Richard Francis Dunne, MD, Assistant Professor – Department of Medicine, Hematology/Oncology (SMD) at the University of Rochester Medical Center. In this interview, he speaks about the ASCO GI 2022 Abstract Induction FOLFOX prior to CROSS chemoradiotherapy and surgery in patients with locally-advanced esophageal and gastroesophageal junction cancer: A phase II study.

Origins:

In the CROSS study, it was discovered that neoadjuvant chemoradiotherapy (CRT) is given before surgery to patients with esophageal (E) and gastroesophageal junction (GEJ) malignancies improved survival. However, 10-year data did not suggest that minimizing isolated distant metastases was beneficial. Prior to CRT, adding full-dose induction chemotherapy (CT) could give early systemic disease control as well as improved local control. In patients with E/GEJ malignancies, we looked at induction CT with FOLFOX, followed by CRT and surgery.

Methodologies:

Trimodality therapy was studied in clinically staged II/III resectable tumors of the E/GEJ in this single-arm, phase II clinical research (NCT03110926). The treatment plan included 6 weeks of mFOLFOX-6 (5-fluorouracil, leucovorin, and oxaliplatin), followed by 5.5 weeks of CRT with weekly paclitaxel and carboplatin, as well as 41.4-45 Gy of RT and surgery. The Kaplan-Meier method was used to calculate 2-year relapse-free survival (RFS) from the time of surgery to the date of first recurrence or death.

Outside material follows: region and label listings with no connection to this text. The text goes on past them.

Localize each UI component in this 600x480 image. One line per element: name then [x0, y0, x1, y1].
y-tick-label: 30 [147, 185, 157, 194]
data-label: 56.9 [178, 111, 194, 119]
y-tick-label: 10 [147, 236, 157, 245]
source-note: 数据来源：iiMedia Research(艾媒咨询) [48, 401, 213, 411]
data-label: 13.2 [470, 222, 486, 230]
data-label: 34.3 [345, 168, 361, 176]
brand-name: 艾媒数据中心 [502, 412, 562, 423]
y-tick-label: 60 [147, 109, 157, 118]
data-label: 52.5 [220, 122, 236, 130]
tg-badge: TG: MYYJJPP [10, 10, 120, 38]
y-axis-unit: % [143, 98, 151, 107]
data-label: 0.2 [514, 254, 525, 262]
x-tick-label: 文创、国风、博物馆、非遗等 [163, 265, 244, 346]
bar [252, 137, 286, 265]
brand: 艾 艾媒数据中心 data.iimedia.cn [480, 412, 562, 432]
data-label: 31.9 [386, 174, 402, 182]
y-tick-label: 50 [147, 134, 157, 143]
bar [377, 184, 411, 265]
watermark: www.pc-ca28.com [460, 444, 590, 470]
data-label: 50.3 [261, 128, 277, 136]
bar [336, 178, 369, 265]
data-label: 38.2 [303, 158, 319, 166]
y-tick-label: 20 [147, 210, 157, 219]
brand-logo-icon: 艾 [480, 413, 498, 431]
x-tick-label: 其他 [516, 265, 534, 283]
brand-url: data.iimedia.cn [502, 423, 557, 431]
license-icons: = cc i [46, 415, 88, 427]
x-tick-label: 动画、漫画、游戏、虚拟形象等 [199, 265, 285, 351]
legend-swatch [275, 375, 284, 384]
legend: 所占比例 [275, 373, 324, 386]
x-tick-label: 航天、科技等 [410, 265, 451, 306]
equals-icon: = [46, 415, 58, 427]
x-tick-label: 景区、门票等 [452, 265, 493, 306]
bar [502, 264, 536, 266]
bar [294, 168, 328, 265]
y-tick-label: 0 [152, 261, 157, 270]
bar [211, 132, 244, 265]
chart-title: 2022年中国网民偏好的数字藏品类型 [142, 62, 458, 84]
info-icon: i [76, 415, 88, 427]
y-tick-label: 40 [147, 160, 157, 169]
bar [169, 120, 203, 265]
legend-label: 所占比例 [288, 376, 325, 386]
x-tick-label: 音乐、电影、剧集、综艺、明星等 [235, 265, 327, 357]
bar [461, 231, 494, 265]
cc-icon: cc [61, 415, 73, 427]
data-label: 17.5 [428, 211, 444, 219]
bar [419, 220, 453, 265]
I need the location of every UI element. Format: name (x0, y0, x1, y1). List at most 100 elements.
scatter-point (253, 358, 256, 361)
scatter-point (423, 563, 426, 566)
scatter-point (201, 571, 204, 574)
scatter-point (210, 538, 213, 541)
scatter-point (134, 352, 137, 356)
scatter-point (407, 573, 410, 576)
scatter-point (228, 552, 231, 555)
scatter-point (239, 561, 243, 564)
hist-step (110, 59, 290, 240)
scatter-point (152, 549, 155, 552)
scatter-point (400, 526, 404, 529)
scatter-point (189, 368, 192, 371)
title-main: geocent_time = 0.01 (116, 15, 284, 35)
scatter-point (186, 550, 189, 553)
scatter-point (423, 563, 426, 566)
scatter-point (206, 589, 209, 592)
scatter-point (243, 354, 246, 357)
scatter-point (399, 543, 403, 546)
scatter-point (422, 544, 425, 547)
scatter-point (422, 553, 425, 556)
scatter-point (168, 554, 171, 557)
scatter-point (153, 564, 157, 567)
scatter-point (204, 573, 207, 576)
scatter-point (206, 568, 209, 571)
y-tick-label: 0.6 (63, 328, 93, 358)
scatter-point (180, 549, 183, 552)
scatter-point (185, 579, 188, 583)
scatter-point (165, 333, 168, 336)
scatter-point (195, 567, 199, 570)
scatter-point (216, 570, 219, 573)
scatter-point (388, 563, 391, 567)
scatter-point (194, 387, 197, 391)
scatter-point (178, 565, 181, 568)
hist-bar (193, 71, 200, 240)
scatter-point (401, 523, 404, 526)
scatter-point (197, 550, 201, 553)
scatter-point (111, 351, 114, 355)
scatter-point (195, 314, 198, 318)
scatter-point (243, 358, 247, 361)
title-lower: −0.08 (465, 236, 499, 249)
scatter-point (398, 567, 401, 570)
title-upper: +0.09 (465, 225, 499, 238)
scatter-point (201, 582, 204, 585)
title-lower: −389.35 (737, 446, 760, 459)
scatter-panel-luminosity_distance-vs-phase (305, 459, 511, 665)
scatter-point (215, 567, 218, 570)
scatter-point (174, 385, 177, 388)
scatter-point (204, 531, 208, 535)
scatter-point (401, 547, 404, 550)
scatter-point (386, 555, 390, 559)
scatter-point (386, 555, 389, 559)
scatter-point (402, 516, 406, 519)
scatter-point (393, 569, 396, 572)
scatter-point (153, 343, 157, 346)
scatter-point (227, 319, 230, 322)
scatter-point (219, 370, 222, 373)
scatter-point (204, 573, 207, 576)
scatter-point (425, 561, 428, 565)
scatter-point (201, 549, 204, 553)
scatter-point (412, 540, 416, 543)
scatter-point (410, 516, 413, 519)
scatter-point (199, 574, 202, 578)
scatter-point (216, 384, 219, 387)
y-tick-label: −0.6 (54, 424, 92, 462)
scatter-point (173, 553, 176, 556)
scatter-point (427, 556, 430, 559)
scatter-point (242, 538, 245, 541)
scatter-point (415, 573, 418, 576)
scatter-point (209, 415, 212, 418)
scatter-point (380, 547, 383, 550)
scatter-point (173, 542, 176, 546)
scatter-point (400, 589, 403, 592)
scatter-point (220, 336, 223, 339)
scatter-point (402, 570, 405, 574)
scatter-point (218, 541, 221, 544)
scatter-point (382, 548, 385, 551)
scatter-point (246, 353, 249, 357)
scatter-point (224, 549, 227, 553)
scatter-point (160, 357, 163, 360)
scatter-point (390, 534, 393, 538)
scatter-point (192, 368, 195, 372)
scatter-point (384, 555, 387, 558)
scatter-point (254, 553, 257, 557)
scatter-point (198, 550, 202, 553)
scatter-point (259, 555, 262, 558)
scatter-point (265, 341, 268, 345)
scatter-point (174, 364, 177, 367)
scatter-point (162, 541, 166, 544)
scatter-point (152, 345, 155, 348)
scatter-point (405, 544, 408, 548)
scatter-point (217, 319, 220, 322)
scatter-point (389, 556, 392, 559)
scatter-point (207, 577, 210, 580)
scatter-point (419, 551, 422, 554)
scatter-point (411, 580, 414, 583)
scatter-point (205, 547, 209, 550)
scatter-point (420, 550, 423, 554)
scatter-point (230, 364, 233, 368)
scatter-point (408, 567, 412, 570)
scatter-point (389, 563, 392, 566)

The primary outcomes were overall survival (OS) and major pathologic findings.

Outcomes:

In total, 41 patients with an average age of 63.1 years were enrolled, with 78 percent of them being male. Adenocarcinoma was found in almost every case (95 percent). The average length of follow-up was 2.08 years. The GE junction was home to the majority of initial malignancies (68.3 percent ). 95 percent of patients completed all FOLFOX cycles, 98 percent received the pre-specified RT dose, and 36 of 41 patients (87.7%) went on to have surgery (1 elected observation after complete clinical response). R0 resection was found in 97 percent of patients who had surgery. 30 of 36 patients (83.3%) had at least a partial pathologic response; 8 of 36 patients (22 percent, CI 10.1-39.2%) had a pathologic complete response (pCR), and 20 of 36 patients (55 percent) had a pCR or near-full response (NCR). The 2-year RFS was 71.5 percent (CI 52.1-84.2) and the median RFS was 3.1 years at the time of analysis; the median OS was not met. 85 percent (17 of 20) of those with NCR and PCR had not relapsed at the time of follow-up.

Findings:

When FOLFOX was given before CRT and surgery for E/GEJ malignancies, our study found a good treatment completion rate. R0 resection was almost universal, and more than half of the patients had NCR or pCR responses. In a cohort of virtually entirely adenocarcinoma tumors, short-term follow-up RFS and OS show encouraging efficacy for this method. In larger research, strategies for using induction FOLFOX or FLOT with or without CRT should be investigated further. NCT03110926 is the number for the clinical trial.